A Polícia Federal (PF) vinculou o deputado federal Adail Filho (Republicanos-AM) e o pai dele, o prefeito de Coari (AM), Adail Pinheiro, a empresários flagrados com R$ 1,2 milhão em dinheiro vivo dentro de malas no aeroporto de Brasília. A apuração aponta suspeitas de desvio de recursos públicos e lavagem de dinheiro, envolvendo contratos municipais e emendas parlamentares. As informações foram divulgadas pelo portal UOL.
O episódio que deu origem à investigação ocorreu em maio, quando César de Jesus, Vagner Moitinho e Erick Saraiva foram abordados no terminal aéreo da capital federal transportando a quantia milionária em espécie. A partir da apreensão, a PF aprofundou as diligências para identificar a origem do dinheiro e possíveis vínculos com agentes públicos.
Com o avanço das investigações, a Justiça do Distrito Federal decidiu remeter o inquérito ao Supremo Tribunal Federal (STF), diante de indícios de envolvimento de um parlamentar federal, o que atrai foro por prerrogativa de função. O processo já chegou à Corte e aguarda a definição do ministro relator.
Segundo a PF, empresas ligadas aos empresários investigados mantiveram contratos com a Prefeitura de Coari, somando ao menos R$ 6 milhões. O inquérito também aponta movimentações financeiras atípicas e repasses suspeitos relacionados a recursos federais.
Outro foco da apuração são as emendas parlamentares. Investigadores identificaram o envio de verbas federais ao município de Coari e indícios de desvio por meio de contratos e operações financeiras sob suspeita.

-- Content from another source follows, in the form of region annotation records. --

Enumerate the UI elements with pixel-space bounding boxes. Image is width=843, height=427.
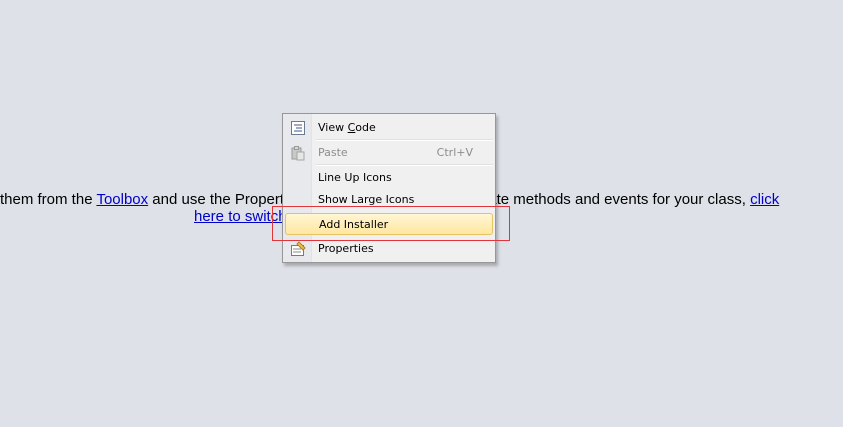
menu-item-add-installer[interactable]: Add Installer: [285, 213, 493, 235]
menu-item-show-large-icons[interactable]: Show Large Icons: [285, 189, 493, 211]
menu-item-label: Paste: [318, 146, 348, 159]
toolbox-link[interactable]: Toolbox: [96, 191, 148, 208]
menu-item-label: Properties: [318, 242, 374, 255]
view-code-icon: [290, 120, 306, 136]
menu-separator: [316, 164, 493, 166]
menu-item-label: Add Installer: [319, 218, 389, 231]
menu-item-label: Show Large Icons: [318, 193, 415, 206]
menu-item-shortcut: Ctrl+V: [436, 146, 473, 159]
context-menu: View Code Paste Ctrl+V Line Up Icons Sho…: [282, 113, 496, 263]
menu-item-paste[interactable]: Paste Ctrl+V: [285, 142, 493, 164]
properties-icon: [290, 241, 306, 257]
menu-item-properties[interactable]: Properties: [285, 238, 493, 260]
instructions-line-2: here to switch: [194, 208, 287, 225]
click-here-link[interactable]: click: [750, 191, 779, 208]
menu-item-line-up-icons[interactable]: Line Up Icons: [285, 167, 493, 189]
menu-separator: [316, 139, 493, 141]
menu-item-label: Line Up Icons: [318, 171, 392, 184]
instructions-text-1: them from the: [0, 191, 97, 208]
switch-to-code-link[interactable]: here to switch: [194, 208, 287, 225]
instructions-text-2: and use the Properti: [148, 191, 288, 208]
menu-item-label: View Code: [318, 121, 376, 134]
menu-item-view-code[interactable]: View Code: [285, 117, 493, 139]
designer-surface: them from the Toolbox and use the Proper…: [0, 0, 843, 427]
paste-icon: [290, 145, 306, 161]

Os três empresários chegaram a ser detidos no momento da apreensão, mas respondem em liberdade. Eles foram indiciados por lavagem de dinheiro, acusação que negam. As defesas afirmam que os valores têm origem lícita, versão contestada pela PF em razão do alto volume em espécie e do contexto das transações mapeadas.
Em nota, o deputado Adail Filho negou manter relação comercial com os empresários. Disse ter prestado apoio político a Vagner Moitinho, alegando que disponibilizou gabinete e motorista em Brasília a pedido do filho dele, vereador em Presidente Figueiredo (AM). Segundo o parlamentar, a prática seria comum entre aliados e não configuraria irregularidade.
A defesa tentou impedir o envio do inquérito ao STF, mas a medida não prosperou. O ministro Alexandre de Moraes, inicialmente sorteado para analisar o caso, citou decisão da 2ª Vara Criminal do DF que apontou elementos suficientes para indicar a participação de um deputado federal, justificando a remessa à Suprema Corte.
Para a Polícia Federal, o conjunto de provas reunidas até agora — incluindo contratos públicos, movimentações financeiras e a apreensão do dinheiro — reforça a suspeita de um esquema estruturado para ocultar e dissimular a origem de recursos públicos.
Com o caso no STF, a investigação entra em nova fase. Caberá ao relator definir os próximos passos, que podem incluir quebras de sigilo, oitivas e eventual ampliação do rol de investigados. O episódio das malas de dinheiro segue como um dos casos de maior repercussão no cenário político do Amazonas.